Option (A) is correct.

For Lyman series,

$\lambda_{\min }=91.18 \mathrm{~nm}$

$\lambda_{\max }=121.57 \mathrm{~nm}$

For Balmer series,

$\lambda_{\min }=364.60 \mathrm{~nm}$

$\lambda_{\max }=656.30 \mathrm{~nm}$

For Pashen series,

$\lambda_{\min }=820.40 \mathrm{~nm}$

$\lambda_{\max }=1875 \mathrm{~nm}$

We can see from the above that there is no overlap between the wavelength ranges of Balmer and Paschen series. so, option (B) is incorrect.

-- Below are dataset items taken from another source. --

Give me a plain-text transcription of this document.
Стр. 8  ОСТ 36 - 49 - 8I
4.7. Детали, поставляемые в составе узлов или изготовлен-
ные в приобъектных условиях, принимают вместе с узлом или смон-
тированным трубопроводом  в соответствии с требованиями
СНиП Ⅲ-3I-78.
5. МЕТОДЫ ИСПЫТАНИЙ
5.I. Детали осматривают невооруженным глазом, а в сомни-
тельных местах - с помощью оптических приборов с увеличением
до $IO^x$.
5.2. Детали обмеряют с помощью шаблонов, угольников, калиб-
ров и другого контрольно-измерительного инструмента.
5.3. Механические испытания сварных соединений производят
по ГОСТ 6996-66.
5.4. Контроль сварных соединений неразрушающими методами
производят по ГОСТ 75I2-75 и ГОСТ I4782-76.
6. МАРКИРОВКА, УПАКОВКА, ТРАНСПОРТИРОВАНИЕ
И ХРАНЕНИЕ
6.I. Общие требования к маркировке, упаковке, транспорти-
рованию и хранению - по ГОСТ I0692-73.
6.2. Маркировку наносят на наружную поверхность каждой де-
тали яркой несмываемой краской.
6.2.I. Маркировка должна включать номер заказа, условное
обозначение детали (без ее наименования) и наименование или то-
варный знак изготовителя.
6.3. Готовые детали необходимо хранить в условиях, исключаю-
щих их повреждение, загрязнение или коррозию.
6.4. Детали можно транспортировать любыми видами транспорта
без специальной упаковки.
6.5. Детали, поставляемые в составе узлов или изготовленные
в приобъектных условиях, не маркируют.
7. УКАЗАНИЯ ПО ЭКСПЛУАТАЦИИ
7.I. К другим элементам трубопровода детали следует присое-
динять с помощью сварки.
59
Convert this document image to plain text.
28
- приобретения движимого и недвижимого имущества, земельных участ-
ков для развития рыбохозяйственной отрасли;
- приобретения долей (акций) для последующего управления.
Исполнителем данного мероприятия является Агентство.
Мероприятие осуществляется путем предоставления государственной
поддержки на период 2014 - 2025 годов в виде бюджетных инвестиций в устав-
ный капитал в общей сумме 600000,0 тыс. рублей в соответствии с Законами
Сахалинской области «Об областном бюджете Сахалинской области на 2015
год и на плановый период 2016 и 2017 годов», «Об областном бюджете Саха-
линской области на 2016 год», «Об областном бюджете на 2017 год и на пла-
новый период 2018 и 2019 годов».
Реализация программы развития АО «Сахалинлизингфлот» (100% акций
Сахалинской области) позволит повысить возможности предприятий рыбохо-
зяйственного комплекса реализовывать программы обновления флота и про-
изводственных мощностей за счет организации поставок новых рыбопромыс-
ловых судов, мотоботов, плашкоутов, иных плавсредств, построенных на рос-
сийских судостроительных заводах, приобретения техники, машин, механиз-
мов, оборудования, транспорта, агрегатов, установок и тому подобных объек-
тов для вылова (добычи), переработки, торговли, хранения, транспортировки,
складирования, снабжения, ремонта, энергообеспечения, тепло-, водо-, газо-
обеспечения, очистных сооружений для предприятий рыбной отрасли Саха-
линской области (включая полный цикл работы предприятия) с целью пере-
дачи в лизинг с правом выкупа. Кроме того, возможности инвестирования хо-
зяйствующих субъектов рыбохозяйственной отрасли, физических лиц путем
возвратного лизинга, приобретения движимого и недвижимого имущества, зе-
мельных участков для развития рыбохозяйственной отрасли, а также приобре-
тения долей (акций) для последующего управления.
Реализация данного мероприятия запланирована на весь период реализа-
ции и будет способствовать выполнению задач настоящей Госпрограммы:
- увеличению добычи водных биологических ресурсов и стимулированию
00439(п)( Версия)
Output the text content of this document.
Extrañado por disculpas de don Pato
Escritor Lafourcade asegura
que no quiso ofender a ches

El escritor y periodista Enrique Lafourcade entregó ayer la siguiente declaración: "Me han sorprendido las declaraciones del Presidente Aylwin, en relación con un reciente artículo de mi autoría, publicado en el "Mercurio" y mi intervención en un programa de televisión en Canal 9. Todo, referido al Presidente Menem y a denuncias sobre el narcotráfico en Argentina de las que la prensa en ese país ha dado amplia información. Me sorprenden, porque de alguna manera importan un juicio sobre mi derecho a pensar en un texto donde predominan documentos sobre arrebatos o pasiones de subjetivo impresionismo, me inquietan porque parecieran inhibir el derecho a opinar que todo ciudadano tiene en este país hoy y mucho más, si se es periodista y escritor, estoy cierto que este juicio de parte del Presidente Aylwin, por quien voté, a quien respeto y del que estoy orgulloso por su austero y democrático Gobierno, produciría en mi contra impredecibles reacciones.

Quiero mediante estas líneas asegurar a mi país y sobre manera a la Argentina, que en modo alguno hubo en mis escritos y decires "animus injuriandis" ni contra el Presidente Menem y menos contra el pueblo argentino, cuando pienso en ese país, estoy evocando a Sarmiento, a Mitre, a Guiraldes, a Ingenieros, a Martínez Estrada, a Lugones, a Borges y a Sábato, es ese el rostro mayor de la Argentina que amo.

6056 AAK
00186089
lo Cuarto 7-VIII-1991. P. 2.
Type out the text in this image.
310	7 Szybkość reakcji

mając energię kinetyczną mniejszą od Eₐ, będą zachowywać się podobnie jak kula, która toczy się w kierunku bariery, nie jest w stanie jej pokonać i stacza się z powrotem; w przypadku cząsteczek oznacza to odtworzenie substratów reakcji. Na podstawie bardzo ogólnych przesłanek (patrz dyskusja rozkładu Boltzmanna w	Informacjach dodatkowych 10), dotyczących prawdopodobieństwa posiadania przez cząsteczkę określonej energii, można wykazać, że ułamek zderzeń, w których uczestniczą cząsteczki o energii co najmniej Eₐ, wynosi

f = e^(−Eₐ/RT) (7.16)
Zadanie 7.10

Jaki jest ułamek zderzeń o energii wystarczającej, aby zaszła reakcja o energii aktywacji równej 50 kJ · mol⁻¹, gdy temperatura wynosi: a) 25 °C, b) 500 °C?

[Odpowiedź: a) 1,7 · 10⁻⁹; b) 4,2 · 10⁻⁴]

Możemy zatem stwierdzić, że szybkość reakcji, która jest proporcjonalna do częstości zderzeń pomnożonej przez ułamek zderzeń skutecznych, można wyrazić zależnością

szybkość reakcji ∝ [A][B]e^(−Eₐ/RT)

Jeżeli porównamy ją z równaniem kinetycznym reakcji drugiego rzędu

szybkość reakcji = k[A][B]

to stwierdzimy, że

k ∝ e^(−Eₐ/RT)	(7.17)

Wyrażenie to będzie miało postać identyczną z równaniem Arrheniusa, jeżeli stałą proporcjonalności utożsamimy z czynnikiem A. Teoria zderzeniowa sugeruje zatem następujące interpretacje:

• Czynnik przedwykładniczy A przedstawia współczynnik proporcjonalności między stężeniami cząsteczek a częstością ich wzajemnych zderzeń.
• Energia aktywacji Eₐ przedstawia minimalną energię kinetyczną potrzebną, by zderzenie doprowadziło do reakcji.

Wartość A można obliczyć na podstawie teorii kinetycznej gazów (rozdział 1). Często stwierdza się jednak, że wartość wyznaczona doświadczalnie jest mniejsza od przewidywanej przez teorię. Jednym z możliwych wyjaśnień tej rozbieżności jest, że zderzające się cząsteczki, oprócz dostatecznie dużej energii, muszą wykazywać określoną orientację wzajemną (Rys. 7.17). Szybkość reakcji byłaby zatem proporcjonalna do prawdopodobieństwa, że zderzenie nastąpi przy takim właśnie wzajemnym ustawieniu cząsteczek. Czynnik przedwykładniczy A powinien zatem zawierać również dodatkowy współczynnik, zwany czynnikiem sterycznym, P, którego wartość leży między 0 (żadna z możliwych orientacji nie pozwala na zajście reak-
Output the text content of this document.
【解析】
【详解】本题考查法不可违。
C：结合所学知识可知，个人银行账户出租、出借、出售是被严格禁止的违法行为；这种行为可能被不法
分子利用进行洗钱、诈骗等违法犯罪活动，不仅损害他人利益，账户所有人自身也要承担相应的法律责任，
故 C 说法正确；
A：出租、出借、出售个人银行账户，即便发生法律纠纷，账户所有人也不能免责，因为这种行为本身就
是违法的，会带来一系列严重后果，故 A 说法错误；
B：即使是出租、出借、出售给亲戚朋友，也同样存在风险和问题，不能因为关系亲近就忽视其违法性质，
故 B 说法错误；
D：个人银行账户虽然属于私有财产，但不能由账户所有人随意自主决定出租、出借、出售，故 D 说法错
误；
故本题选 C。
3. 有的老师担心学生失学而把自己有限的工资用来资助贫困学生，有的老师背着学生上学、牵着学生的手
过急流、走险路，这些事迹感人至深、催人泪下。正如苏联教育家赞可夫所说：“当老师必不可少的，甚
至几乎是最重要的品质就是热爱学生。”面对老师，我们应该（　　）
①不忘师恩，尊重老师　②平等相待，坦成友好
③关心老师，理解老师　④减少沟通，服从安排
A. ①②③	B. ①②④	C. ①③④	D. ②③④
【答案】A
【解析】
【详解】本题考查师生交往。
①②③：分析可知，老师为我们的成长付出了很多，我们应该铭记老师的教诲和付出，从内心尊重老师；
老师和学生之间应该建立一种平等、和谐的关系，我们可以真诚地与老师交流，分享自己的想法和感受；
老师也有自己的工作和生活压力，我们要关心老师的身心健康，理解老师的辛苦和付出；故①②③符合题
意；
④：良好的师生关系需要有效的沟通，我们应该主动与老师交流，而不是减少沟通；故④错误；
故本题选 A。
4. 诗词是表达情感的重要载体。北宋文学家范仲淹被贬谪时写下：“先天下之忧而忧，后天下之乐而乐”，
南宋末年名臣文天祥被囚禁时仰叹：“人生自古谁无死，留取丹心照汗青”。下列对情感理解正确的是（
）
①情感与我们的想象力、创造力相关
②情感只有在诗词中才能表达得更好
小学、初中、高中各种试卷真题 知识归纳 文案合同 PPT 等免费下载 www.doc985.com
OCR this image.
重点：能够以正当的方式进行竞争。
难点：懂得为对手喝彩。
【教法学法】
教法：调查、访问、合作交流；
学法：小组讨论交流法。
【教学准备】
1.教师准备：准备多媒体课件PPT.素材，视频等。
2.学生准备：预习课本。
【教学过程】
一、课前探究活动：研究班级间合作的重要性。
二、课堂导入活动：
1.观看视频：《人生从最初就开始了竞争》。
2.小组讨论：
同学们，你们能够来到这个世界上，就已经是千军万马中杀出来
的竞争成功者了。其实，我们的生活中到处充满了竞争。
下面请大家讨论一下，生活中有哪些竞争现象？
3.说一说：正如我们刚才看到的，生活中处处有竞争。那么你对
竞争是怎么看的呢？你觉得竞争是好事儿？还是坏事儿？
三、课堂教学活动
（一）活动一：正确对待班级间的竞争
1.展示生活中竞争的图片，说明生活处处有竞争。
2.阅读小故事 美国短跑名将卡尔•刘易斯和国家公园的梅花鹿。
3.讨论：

Similarly wavelength ranges of Lyman and Balmer series also do not overlap. Hence, option (D) is correct.

Shortest wavelength of Lyman series

$$ \begin{aligned} \frac{1}{\lambda_0} & =R\left(1-\frac{1}{\infty}\right) \\\\ \lambda_0 & =\frac{1}{R} \end{aligned} $$

For Lyman series, $\frac{1}{\lambda}=\mathrm{R}\left(1-\frac{1}{n^2}\right)$

$$ \begin{aligned} & =\frac{1}{\lambda_0}\left(1-\frac{1}{n^2}\right) \\\\ \lambda & =\frac{\lambda_0}{1-\frac{1}{n^2}}=\frac{\lambda_0 n^2}{n^2-1} \\\\ & =\frac{\lambda_0\left(n^2-1\right)+1}{n^2-1} \\\\ & =\lambda_0\left(1+\frac{1}{n^2-1}\right) \end{aligned} $$

If $n^2-1=m^2$ ( $m$ is an integer)

then this is rarely true as $\left(n^2-1\right)$ cannot always be the square of an integer. Hence, option (C) is incorrect.